Linking Docker containers can be done in various ways. In my recent attempt of playing with Docker and our GitLab Review Apps setup, I experimented with different methods to figure out what would work best. These are the different options I played around with:

1. The low-level method

As you might know docker inspect can give you a ton of information on how a specific container is configured. Parsing the JSON response of docker inspect is surely possible but not needed. As it turns out you are able to query certain parts of the docker inspect output, like the IP address of the container.
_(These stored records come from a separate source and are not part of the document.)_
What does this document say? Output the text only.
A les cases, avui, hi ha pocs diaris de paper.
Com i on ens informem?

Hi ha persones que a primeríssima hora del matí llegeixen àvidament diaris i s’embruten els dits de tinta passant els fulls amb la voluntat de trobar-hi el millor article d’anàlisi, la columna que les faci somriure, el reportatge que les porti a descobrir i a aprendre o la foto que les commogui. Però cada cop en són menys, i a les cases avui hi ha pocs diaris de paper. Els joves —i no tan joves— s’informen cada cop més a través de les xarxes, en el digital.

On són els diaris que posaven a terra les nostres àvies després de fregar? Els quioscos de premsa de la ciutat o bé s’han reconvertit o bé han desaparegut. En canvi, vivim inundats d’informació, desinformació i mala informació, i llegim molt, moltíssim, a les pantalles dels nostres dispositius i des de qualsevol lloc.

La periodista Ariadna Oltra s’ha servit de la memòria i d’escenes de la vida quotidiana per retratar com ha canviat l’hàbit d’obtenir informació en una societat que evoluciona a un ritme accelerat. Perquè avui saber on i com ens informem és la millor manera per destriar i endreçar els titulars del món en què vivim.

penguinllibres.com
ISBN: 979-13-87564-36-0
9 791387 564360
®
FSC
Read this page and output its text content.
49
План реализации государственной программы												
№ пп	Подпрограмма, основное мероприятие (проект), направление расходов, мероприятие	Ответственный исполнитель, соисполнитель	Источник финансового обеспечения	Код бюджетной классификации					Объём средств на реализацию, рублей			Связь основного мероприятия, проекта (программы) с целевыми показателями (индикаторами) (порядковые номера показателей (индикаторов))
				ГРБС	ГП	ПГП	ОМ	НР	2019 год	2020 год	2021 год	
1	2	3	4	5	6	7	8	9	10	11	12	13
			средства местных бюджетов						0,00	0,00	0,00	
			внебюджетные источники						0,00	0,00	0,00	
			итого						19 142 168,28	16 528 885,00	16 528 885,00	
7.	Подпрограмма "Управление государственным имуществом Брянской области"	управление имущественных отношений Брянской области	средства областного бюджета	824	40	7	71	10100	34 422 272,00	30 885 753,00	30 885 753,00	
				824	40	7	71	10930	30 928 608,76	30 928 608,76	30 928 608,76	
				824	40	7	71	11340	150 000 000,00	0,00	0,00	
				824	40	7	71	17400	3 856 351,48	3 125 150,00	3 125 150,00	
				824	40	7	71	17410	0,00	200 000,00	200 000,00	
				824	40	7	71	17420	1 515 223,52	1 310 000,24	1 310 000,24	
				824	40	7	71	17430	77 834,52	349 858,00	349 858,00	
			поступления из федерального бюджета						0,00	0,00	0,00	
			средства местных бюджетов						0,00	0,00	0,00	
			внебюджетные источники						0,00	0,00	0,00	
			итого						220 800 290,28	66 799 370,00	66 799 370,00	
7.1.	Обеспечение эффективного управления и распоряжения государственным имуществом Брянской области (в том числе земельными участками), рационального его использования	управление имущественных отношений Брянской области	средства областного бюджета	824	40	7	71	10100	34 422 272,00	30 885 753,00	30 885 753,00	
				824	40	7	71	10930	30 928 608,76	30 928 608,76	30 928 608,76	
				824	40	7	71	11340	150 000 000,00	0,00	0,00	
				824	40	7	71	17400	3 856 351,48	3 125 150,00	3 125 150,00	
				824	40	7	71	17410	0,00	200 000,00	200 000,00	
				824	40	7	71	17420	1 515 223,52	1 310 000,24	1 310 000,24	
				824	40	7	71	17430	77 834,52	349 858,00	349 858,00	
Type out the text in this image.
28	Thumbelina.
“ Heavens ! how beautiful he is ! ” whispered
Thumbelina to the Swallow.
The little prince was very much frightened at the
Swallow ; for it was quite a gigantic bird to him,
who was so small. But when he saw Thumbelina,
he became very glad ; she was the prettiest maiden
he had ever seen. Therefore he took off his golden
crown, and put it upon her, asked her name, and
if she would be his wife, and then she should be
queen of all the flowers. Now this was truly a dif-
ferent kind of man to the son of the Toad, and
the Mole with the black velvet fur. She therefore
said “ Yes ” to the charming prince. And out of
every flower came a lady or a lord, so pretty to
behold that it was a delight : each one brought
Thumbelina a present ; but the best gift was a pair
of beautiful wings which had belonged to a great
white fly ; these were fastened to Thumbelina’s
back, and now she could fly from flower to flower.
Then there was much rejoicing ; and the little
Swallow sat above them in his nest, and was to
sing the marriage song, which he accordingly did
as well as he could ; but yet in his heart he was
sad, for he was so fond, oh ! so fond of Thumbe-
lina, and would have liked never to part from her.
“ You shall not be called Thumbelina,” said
All you need to run a command like this:

docker inspect -f
'{{range .NetworkSettings.Networks}}{{.IPAddress}}{{end}}'
the-container-to-link

This will just return the configured IP address. You can use the return value of the above command when configuring environment variables of your container:

docker run -d -P
-e ENDPOINT=$(docker inspect -f '{{range .NetworkSettings.Networks}}
{{.IPAddress}}{{end}}' the-container-to-link)
--name app-container some/image:latest

If you really need the IP address and not a hostname for some reason this seems be a suitable approach.

2. Linking by name

You can link containers by passing the --link argument to the docker run command:

docker run -d -P -e ENDPOINT=the-container-to-link 
--link the-container-to-link --name app-container some/image:latest

3. docker-compose

You can define a separate docker-compose file docker-compose.prod.yaml like the one below:

version: "2"
services:
app:
image: some/image:latest

the-container-to-link:
image: the-container-to-link:latest

And then run it via:

docker-compose -f docker-compose.prod.yaml

Whilst the docker-compose version seems to be the simplest solution I still prefer the "linking by name" variant in our GitLab CI setup as this is one file less to maintain.